Prove there are 3 points on the circle having same colour 
All the points of a circle are randomly coloured red or blue. Prove there
  are 3 points on the circle having same colour, representing an
  isosceles triangle.

 A: In the wonderfully clever solution given, starting with that pentagon, the two possible monochromatic triangles are not congruent. It may be interesting to note that this is of necessity.
Say an $\alpha$-triangle is an isoceles triangle in which the two sides of equal length meet at an angle $\alpha$.
Fix an angle $\alpha$. There exists a coloring of the points of the cirle with two colors, such that no $\alpha$-triangle is monochromatic.

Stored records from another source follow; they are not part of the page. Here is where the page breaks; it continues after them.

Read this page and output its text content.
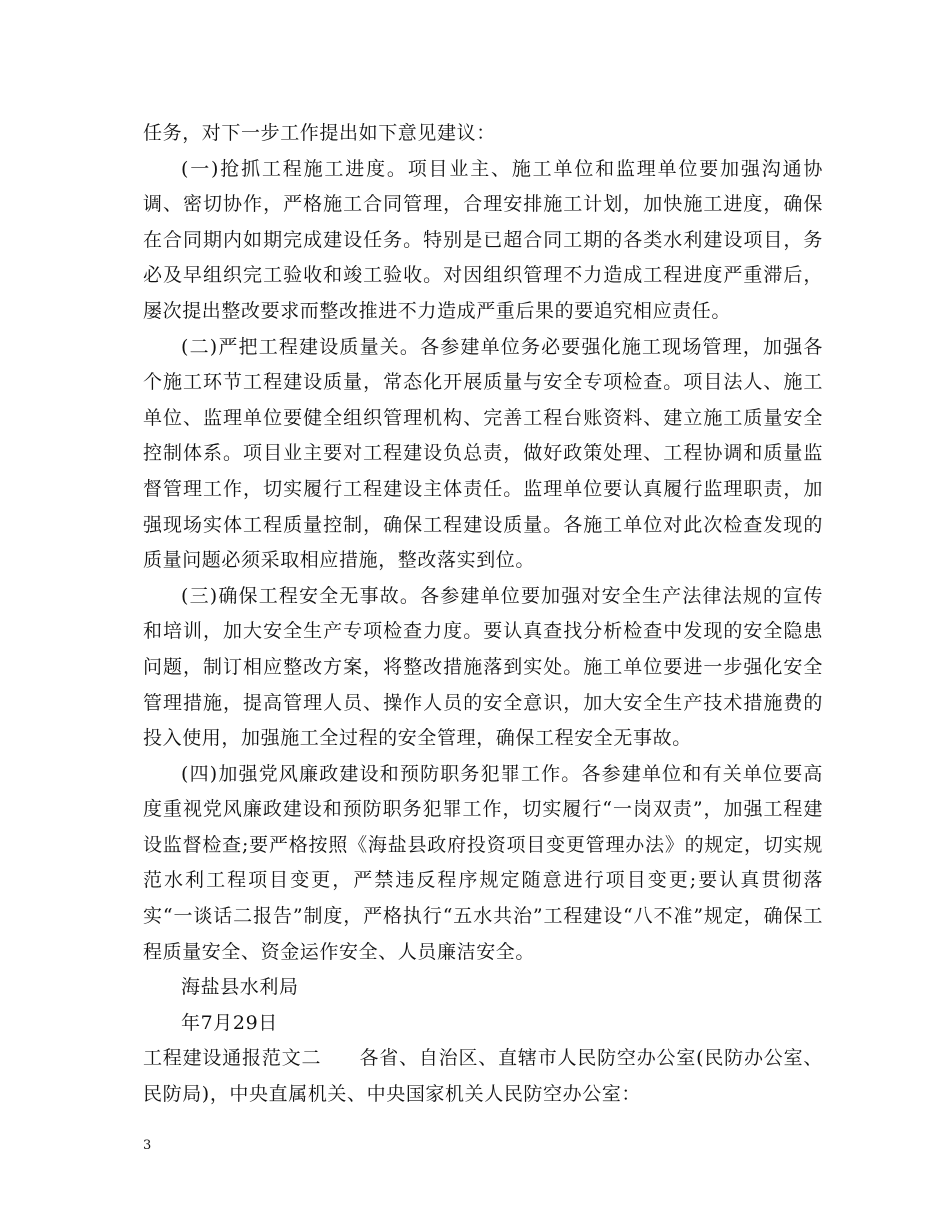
任务，对下一步工作提出如下意见建议：

(一)抢抓工程施工进度。项目业主、施工单位和监理单位要加强沟通协调、密切协作，严格施工合同管理，合理安排施工计划，加快施工进度，确保在合同期内如期完成建设任务。特别是已超合同工期的各类水利建设项目，务必及早组织完工验收和竣工验收。对因组织管理不力造成工程进度严重滞后，屡次提出整改要求而整改推进不力造成严重后果的要追究相应责任。

(二)严把工程建设质量关。各参建单位务必要强化施工现场管理，加强各个施工环节工程建设质量，常态化开展质量与安全专项检查。项目法人、施工单位、监理单位要健全组织管理机构、完善工程台账资料、建立施工质量安全控制体系。项目业主要对工程建设负总责，做好政策处理、工程协调和质量监督管理工作，切实履行工程建设主体责任。监理单位要认真履行监理职责，加强现场实体工程质量控制，确保工程建设质量。各施工单位对此次检查发现的质量问题必须采取相应措施，整改落实到位。

(三)确保工程安全无事故。各参建单位要加强对安全生产法律法规的宣传和培训，加大安全生产专项检查力度。要认真查找分析检查中发现的安全隐患问题，制订相应整改方案，将整改措施落到实处。施工单位要进一步强化安全管理措施，提高管理人员、操作人员的安全意识，加大安全生产技术措施费的投入使用，加强施工全过程的安全管理，确保工程安全无事故。

(四)加强党风廉政建设和预防职务犯罪工作。各参建单位和有关单位要高度重视党风廉政建设和预防职务犯罪工作，切实履行“一岗双责”，加强工程建设监督检查;要严格按照《海盐县政府投资项目变更管理办法》的规定，切实规范水利工程项目变更，严禁违反程序规定随意进行项目变更;要认真贯彻落实“一谈话二报告”制度，严格执行“五水共治”工程建设“八不准”规定，确保工程质量安全、资金运作安全、人员廉洁安全。

海盐县水利局

年7月29日

工程建设通报范文二 各省、自治区、直辖市人民防空办公室(民防办公室、民防局)，中央直属机关、中央国家机关人民防空办公室：

3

Say the circle is the unit circle $S$ in the complex plane. Given $\alpha$, there exists a complex number $\beta$ with $|\beta|=1$ such that the vertices of any $\alpha$-triangle are $z,\beta z,\beta^2z$ for some $z$. For $z\in S$ define $$C_z=\{\beta^nz:n\in\Bbb Z\}.$$Then the $C_z$ form a partition of $S$; choose a coloring so that $\beta^nz$ and $\beta^{n+1}z$ always have different colors.

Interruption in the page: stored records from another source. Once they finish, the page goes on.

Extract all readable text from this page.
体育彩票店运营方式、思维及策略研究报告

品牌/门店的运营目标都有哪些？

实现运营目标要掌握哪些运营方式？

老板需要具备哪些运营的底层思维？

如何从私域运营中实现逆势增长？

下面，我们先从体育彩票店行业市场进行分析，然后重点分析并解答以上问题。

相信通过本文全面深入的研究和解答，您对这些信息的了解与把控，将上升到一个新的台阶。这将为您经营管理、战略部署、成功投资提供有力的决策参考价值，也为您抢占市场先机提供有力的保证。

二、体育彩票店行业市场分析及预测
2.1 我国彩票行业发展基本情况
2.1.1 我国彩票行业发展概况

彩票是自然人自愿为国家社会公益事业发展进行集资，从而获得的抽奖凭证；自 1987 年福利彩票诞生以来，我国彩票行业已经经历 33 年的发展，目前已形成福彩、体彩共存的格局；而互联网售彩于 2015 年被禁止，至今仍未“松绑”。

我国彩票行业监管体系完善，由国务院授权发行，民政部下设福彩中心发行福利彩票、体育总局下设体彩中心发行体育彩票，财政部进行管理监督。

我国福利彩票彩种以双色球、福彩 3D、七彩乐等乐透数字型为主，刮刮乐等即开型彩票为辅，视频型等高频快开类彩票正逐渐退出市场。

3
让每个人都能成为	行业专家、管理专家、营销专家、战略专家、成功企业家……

Oops Unless the sequence $\beta^n z$ is periodic with period $k$, for $k$ odd. In that case color $z,\dots,\beta^{k-1}z$ with alternating colors. (So now $\beta^{k-1}z$ and $\beta^{k}z$ have the same color, but it doesn't matter, there are no three consecutive $n$ for which $\beta^nz$ all have the same color.) Thanks to stewbasic for noticing the gap.
A: Hint:
Take regular pentagon. The three points are the same color.